Ashley Henry: Who We Are
Author: Nick Hasted
View record and artist detailsRecord and Artist Details
Musicians: |
Dane Zone (additional ky, post-productio |
Label: |
Naïve/Royal Raw |
Magazine Review Date: |
November/2024 |
Media Format: |
CD, LP, DL |
Catalogue Number: |
BLV8640/BLV8641 |
RecordDate: |
Rec. date not stated |
When Sony signed Ashley Henry for his debut album Beautiful Vinyl Hunter (2020), it symbolised music industry recognition of UK jazz’s burgeoning potential. Henry’s stellar status remains, but his second album is released on his own label, Royal Raw, and confirms his place somewhat to the side of his grime-influenced London peers. Right from his initial EP, Easter, he seemed to draw on the utopian black British R&B vision defined by Soul II Soul as much as piano heroes from Ahmad Jamal to Aretha Franklin (whose ‘Call Me’ was an early cover). Who We Are’s title track affirms his blissfully inclusive perspective, rejecting division for sensually indulgent slow jams, pastoral flute flourishes and aspirational words.
This is an album of burnished warmth, with Henry’s soft, yearning voice almost as important as his piano, which adds classically informed barroom blues to Judi Jackson’s smeared soul-jazz vocal on ‘Love Is Like A Movie’, and jagged, glassy right-hand stabs as she takes more abstract flight. He gives forward thrust to the strings’ smooth swoon on ‘Take Me Higher’, and darker gospel-blues colours to the glitchy ‘Synchronicity’, where Dane Zone’s post-production aids the depiction of a shifting urban scene. Instrumental guests include Binker Golding’s sour-edged, muscular sax on ‘Oh La’ and Theo Croker’s lighter dance through ‘Autumn’.

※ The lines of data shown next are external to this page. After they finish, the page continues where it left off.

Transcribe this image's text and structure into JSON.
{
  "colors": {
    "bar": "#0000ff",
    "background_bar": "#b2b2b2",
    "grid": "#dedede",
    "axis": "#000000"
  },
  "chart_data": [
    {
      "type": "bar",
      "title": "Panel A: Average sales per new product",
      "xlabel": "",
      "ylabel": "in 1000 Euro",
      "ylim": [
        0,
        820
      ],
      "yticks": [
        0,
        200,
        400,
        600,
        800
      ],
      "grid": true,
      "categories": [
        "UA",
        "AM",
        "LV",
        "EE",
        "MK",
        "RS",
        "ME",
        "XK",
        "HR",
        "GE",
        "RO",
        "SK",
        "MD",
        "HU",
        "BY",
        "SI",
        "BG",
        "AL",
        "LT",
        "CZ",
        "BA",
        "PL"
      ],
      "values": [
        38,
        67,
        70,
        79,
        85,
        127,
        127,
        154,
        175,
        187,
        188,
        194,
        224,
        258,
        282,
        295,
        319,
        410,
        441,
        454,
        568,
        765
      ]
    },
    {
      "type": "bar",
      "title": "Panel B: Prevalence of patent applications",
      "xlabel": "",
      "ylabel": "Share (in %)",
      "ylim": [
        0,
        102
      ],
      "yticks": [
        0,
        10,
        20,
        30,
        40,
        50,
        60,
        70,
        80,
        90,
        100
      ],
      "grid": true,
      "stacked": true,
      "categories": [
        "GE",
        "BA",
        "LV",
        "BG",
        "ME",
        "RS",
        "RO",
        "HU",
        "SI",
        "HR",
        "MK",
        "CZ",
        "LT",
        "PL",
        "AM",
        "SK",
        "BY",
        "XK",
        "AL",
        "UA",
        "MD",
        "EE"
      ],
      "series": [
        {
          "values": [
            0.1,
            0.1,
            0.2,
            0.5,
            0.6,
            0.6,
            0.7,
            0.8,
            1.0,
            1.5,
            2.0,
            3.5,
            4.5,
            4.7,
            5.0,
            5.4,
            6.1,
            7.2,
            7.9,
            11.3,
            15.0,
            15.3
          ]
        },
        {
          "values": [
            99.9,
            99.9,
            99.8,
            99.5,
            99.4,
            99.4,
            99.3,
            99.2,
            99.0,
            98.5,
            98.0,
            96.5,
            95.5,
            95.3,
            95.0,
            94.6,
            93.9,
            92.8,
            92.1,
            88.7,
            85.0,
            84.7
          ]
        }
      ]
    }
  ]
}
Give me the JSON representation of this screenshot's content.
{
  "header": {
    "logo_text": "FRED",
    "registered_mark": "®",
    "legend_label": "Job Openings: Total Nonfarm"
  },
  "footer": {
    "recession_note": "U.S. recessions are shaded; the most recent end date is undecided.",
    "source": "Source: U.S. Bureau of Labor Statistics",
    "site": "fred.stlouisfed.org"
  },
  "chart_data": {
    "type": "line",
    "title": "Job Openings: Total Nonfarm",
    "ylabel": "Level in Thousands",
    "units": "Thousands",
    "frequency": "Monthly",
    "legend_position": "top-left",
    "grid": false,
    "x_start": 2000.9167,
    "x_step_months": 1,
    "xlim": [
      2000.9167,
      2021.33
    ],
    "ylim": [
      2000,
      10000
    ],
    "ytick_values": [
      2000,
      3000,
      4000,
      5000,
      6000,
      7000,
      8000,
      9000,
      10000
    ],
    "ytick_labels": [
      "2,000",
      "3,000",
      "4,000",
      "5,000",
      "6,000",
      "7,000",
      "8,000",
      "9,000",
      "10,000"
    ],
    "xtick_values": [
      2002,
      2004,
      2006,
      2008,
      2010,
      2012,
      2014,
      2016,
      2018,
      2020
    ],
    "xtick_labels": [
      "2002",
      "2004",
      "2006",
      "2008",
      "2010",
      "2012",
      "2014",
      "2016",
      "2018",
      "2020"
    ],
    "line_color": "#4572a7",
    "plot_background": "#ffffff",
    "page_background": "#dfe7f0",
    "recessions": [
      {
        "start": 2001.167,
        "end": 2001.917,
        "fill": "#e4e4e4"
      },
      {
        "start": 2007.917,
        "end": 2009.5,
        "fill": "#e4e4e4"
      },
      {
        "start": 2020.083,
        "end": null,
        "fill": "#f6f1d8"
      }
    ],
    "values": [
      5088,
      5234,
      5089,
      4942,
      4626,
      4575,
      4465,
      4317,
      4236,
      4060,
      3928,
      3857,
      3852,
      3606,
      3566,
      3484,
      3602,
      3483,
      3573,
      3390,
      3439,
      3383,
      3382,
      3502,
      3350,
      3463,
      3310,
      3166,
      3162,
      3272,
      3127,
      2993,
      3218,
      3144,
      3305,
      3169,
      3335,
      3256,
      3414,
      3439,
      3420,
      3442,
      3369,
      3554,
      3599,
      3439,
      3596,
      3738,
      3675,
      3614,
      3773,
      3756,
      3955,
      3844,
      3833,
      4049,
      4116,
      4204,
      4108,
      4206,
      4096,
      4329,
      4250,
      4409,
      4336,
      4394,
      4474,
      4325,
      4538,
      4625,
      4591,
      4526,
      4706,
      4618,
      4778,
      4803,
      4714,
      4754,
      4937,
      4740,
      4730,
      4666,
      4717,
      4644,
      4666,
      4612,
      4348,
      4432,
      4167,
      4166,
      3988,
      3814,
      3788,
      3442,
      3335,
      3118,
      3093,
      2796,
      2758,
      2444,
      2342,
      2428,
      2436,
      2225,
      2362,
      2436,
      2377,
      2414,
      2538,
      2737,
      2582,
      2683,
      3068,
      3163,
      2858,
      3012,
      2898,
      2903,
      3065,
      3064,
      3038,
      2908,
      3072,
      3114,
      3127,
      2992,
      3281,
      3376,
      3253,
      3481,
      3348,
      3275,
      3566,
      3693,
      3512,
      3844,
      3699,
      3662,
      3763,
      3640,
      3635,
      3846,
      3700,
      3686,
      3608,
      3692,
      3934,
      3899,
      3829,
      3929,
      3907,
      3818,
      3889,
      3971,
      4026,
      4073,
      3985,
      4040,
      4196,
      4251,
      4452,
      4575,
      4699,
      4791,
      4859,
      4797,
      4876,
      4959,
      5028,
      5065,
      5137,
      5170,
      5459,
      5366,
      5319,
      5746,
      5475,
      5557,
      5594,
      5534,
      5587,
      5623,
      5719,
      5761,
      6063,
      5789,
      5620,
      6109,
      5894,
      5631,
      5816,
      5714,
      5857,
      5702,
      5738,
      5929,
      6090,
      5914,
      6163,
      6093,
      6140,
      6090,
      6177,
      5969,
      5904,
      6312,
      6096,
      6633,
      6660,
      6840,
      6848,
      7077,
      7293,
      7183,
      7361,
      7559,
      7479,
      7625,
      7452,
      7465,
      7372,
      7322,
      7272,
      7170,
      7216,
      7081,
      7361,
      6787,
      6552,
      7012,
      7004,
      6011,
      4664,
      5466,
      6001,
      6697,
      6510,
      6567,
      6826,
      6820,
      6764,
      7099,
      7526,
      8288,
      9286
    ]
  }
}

‘Mississippi Goddam’, which Nina Simone performed with righteous, racing, exasperated rage, is sorrowful and brooding in Henry’s hands. Lyrics once torn directly from the headlines now obliquely apply to the racist crimes which provoked Black Lives Matter, over claustrophobically layered production and shuffling hip-hop beats, Henry’s piano glinting in diamond-hard contrast. ‘Same Old Song’ may, though, cleave closest to his heart, as his balmy piano and vocal combine in almost meditative, homely comfort, “flowing as one”.